SCMP Saturday, June 2, 2001

Curbing kidnapping

If there is a single reason why Abu Sayyaf rebels in the Philippines have grown increasingly bold about kidnapping holidaymakers from isolated beach resorts, it is that they have found it extremely lucrative to do so.
Over the past year or so, the rebel group has extorted millions of dollars of ransom money by kidnapping tourists.
Abu Sayyaf is ostensibly fighting for an independent Muslim homeland in the southern Philippines. In fact, it appears to have turned hostage-taking into a thriving industry.
It is a well-known fact that giving in to the demands of hostage-takers only emboldens them. The reason attacks on tourists and other locals have increased, is that various organisations, including the Libyan Government, have negotiated with the group and paid large amounts of ransom money.
This is why President Gloria Macapagal-Arroyo's declaration today that there will be no let up in the military operations against the Abu Sayyaf group is to be welcomed.
This is not a risk-free option, as the clashes today demonstrate. At least two soldiers were killed and some of the hostages might have been hurt. As the operations continue, the lives of the hostages will be at increasing risk.
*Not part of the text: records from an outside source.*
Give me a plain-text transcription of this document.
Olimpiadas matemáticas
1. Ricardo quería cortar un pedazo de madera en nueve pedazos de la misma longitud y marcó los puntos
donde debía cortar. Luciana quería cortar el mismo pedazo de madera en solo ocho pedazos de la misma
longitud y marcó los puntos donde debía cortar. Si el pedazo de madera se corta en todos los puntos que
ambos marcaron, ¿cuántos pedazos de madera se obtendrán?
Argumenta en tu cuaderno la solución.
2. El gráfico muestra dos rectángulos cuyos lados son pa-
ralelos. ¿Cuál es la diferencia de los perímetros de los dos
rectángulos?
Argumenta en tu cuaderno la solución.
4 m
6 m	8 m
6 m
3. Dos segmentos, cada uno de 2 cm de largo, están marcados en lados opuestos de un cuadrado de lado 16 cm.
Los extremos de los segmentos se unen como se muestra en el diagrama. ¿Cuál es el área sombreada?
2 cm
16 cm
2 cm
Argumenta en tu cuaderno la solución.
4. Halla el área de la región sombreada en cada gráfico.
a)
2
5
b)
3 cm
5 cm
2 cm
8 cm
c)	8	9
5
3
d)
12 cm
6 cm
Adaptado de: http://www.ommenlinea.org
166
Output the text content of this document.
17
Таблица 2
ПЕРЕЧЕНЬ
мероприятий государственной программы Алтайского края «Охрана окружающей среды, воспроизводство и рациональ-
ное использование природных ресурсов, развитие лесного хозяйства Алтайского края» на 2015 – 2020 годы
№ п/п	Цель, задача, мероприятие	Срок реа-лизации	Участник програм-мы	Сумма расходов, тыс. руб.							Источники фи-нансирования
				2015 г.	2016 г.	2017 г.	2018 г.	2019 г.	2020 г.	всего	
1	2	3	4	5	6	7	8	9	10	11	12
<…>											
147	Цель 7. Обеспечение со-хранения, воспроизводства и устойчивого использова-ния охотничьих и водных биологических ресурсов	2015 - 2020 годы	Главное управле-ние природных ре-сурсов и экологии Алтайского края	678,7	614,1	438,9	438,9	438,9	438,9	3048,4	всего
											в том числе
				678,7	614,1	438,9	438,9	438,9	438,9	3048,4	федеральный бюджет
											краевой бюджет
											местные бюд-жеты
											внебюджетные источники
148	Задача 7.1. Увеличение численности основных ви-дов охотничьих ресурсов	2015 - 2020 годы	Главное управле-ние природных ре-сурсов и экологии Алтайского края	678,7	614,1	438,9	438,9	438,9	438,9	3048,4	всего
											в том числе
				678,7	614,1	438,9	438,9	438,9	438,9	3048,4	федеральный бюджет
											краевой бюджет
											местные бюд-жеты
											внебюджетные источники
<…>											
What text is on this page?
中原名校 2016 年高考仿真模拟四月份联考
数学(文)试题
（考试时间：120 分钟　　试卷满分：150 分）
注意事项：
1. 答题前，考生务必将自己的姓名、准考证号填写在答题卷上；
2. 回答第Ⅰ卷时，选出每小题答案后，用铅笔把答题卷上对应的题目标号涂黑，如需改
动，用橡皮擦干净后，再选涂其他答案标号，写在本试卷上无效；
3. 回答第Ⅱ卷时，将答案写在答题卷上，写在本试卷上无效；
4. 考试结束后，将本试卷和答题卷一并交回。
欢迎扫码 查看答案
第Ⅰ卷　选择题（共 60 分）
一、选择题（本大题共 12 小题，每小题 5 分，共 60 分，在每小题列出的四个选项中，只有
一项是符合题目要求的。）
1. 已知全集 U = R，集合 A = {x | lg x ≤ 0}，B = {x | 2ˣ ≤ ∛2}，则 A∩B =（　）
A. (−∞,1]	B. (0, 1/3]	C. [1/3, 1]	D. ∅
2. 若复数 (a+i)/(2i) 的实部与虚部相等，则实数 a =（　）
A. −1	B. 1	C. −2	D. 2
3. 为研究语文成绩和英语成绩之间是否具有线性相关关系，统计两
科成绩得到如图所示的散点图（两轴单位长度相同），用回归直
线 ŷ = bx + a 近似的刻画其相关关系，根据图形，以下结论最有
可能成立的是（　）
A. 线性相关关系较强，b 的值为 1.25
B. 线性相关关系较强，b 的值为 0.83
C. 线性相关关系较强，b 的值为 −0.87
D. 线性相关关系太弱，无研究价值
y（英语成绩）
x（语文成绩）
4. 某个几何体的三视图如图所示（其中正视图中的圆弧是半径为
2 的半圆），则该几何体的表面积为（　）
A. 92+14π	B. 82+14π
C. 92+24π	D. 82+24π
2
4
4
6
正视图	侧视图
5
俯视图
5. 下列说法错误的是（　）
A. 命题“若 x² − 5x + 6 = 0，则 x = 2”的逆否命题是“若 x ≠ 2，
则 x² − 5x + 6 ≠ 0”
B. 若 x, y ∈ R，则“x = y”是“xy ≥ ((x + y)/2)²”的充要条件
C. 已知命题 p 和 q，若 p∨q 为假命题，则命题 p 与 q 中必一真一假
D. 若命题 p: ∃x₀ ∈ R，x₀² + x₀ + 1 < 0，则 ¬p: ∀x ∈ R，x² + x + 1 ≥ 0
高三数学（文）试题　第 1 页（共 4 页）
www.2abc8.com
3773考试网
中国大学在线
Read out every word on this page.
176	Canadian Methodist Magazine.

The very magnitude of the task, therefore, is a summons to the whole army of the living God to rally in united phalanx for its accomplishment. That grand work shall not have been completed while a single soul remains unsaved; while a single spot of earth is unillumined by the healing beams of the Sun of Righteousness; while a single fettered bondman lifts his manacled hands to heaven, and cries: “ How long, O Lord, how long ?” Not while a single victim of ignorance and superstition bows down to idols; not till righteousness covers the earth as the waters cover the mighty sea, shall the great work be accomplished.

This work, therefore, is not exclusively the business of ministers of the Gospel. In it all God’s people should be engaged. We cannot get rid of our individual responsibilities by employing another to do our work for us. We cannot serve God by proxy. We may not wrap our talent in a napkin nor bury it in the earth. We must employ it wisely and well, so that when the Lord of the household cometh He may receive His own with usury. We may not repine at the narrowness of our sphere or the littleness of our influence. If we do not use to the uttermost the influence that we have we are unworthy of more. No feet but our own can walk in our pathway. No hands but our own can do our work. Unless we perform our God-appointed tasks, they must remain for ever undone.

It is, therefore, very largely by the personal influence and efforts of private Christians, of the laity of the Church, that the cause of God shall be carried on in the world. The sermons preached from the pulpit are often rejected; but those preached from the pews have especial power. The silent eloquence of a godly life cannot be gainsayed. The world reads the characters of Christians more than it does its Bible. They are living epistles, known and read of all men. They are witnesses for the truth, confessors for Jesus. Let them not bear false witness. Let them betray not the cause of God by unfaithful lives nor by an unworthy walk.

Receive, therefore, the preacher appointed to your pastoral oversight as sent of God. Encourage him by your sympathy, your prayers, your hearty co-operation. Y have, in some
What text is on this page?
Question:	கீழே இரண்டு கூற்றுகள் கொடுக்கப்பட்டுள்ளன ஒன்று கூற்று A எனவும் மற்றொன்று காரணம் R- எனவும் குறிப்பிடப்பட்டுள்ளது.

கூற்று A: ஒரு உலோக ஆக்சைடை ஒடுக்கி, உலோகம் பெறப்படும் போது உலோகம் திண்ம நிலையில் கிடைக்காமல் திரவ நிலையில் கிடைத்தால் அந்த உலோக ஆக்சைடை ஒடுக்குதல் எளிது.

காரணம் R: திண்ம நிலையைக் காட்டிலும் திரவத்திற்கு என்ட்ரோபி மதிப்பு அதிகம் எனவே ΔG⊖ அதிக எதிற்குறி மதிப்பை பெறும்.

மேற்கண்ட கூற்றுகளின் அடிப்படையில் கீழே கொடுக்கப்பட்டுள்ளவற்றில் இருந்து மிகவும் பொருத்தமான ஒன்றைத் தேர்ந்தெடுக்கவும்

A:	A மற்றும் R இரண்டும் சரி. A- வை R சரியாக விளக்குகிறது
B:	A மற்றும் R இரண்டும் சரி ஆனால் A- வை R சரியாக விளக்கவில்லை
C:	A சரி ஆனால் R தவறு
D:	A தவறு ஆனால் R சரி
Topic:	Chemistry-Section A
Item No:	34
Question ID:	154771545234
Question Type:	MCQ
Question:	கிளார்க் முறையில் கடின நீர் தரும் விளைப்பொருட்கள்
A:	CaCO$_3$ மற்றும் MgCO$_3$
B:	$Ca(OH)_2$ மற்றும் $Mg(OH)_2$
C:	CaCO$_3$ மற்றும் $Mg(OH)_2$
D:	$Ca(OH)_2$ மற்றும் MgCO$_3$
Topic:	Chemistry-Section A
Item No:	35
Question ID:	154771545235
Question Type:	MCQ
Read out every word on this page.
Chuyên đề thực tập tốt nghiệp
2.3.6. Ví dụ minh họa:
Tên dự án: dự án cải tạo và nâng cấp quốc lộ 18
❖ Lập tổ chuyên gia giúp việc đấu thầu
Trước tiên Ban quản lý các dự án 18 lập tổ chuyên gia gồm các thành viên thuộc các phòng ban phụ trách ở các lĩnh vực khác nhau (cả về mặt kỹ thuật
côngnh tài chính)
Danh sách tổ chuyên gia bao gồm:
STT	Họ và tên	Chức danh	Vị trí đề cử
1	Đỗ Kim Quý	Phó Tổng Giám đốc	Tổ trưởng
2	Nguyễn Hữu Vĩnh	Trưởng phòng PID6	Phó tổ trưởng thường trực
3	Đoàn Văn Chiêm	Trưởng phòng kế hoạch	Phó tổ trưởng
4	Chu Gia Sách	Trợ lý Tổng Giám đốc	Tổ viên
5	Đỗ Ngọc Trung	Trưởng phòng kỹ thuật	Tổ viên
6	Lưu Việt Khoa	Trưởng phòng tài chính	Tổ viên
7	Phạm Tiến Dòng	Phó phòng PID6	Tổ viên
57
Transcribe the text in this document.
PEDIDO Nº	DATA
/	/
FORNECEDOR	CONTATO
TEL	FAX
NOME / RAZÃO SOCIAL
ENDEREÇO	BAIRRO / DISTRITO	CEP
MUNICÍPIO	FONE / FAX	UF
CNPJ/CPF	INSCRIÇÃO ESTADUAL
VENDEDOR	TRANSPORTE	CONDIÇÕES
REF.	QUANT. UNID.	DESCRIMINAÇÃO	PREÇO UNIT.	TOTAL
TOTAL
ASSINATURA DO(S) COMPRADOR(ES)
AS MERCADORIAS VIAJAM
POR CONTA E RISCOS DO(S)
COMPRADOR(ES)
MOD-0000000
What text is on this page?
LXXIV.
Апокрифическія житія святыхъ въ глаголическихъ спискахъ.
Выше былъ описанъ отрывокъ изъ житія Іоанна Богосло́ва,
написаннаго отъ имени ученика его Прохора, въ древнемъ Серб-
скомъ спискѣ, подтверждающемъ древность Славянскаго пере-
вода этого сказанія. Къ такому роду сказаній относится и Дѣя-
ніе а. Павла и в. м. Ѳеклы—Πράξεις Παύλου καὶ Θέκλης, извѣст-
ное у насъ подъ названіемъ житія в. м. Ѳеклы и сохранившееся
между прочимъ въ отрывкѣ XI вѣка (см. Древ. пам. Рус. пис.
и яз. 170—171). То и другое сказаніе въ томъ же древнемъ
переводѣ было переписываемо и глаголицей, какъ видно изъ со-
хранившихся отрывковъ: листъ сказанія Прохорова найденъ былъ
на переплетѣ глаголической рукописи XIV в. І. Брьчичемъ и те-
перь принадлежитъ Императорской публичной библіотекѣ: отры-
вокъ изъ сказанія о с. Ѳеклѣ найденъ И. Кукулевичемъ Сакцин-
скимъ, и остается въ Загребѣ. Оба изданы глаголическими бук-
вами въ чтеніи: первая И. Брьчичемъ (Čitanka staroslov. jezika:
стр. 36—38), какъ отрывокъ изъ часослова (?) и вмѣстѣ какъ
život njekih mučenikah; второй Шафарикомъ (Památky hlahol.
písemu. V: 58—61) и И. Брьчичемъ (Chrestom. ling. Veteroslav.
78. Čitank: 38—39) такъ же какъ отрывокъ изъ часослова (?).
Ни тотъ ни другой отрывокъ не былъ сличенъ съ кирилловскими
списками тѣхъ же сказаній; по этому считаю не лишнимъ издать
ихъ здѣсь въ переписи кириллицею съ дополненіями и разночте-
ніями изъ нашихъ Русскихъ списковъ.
But this is clearly something that the Philippine Government has factored into its calculations.
President Arroyo's get-tough policy is something that her predecessor, Joseph Estrada, belatedly began last September, more than six months after Abu Sayyaf staged its boldest raid to date, on a Malaysian diving resort.
While Abu Sayyaf appears to be in the kidnapping business for money more than for any larger cause, this incident does throw focus on the larger problem in Mindanao, a Muslim area in a predominantly Catholic country.
Talks on greater autonomy for Mindanao have achieved little. The Moro National Liberation Front has been talking to the Government since 1996, but with few signs of progress. Another group, the Moro Islamic Liberation Front, stopped talking to the Government after a ceasefire broke down last July.
It is important that along with a tough line against hostage-taking, the Arroyo Government also vigorously pursues talks with the more moderate groups in Mindanao. A military option alone will not do.